9. The Oklahoma economy has weakened and government revenues are down. Since the Sheriff serves as one of the eight members of the Budget Board for Tulsa County, what specifically would you propose to deal with a shortfall in County revenues?

The Sheriff’s Office in particular needs a fundamental shift in the way it conducts its business. For the past 250 years we have been doing business the same way in law enforcement in America. This has led us to the highest incarceration rate of any place in the world. The only way to fix the budget is to reduce the number of inmates housed at the jail. We reduce numbers by a number of different ways. First we take advantage of programs that have a proven success rate like the Drug Court which saved taxpayers statewide 35 million dollars over 3 years and generated 2 million dollars in revenue to the OTC. We need to implement the sister to the Drug Court, Mental Health Court, which exists for mentally ill who are a harm to themselves or others but not for mentally ill who are arrested for a crime.

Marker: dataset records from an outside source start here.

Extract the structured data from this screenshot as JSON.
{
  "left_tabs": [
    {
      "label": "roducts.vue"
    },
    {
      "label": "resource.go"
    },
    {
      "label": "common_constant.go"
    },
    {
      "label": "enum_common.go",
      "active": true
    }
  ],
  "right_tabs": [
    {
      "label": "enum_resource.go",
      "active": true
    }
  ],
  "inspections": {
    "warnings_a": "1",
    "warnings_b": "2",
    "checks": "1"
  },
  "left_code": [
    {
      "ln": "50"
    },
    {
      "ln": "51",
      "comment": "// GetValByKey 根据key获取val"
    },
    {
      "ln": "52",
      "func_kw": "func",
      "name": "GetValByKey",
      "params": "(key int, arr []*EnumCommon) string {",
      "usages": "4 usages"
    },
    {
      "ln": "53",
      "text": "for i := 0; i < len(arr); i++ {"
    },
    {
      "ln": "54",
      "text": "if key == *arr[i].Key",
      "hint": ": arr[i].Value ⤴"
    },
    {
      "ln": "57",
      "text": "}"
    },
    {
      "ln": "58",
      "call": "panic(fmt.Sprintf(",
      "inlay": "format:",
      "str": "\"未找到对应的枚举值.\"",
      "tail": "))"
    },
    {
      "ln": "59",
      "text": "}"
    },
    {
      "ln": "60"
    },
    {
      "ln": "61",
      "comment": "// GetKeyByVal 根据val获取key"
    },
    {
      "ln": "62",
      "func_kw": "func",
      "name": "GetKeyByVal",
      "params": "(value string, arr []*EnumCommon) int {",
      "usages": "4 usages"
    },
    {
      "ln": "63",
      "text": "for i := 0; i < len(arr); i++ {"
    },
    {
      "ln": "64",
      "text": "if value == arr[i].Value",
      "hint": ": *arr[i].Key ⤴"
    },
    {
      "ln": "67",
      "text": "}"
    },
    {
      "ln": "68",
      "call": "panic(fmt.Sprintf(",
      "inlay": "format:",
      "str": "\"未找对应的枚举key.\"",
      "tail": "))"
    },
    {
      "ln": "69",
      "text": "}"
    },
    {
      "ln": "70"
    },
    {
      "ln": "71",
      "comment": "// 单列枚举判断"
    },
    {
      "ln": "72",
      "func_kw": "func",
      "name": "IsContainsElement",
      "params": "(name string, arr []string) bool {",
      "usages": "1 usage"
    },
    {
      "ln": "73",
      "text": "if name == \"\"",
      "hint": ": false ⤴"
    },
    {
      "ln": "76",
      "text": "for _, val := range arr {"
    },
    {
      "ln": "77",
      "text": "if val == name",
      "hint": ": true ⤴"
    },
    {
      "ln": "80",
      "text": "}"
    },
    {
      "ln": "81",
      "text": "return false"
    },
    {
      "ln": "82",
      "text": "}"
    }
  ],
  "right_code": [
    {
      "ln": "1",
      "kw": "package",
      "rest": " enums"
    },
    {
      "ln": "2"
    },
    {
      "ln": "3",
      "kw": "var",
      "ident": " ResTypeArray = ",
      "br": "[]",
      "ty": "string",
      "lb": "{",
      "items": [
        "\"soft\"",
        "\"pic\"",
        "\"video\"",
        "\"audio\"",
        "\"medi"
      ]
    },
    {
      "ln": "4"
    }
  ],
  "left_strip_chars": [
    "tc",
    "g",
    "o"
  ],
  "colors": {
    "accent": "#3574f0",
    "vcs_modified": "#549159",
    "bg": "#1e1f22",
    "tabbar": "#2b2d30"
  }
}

Second, we work to get those transitioning from jail back into society work. This could be accomplished through strategic partnerships with business leaders in Tulsa County. If an inmate can’t find a job when they reintegrate they are more likely to reoffend. Third, we become proactive in our community. We mentor our students, encourage deputies to be a part of the community, and foster relationships with other agencies in Tulsa County.

10. How will voters’ best distinguish between you and your opponent(s)?

I am the candidate who wants to do things different. I am not happy carrying on with the status quo. I want to make the Tulsa County Sheriff’s Office great by reducing our incarceration rate exponentially while keeping our citizens safe.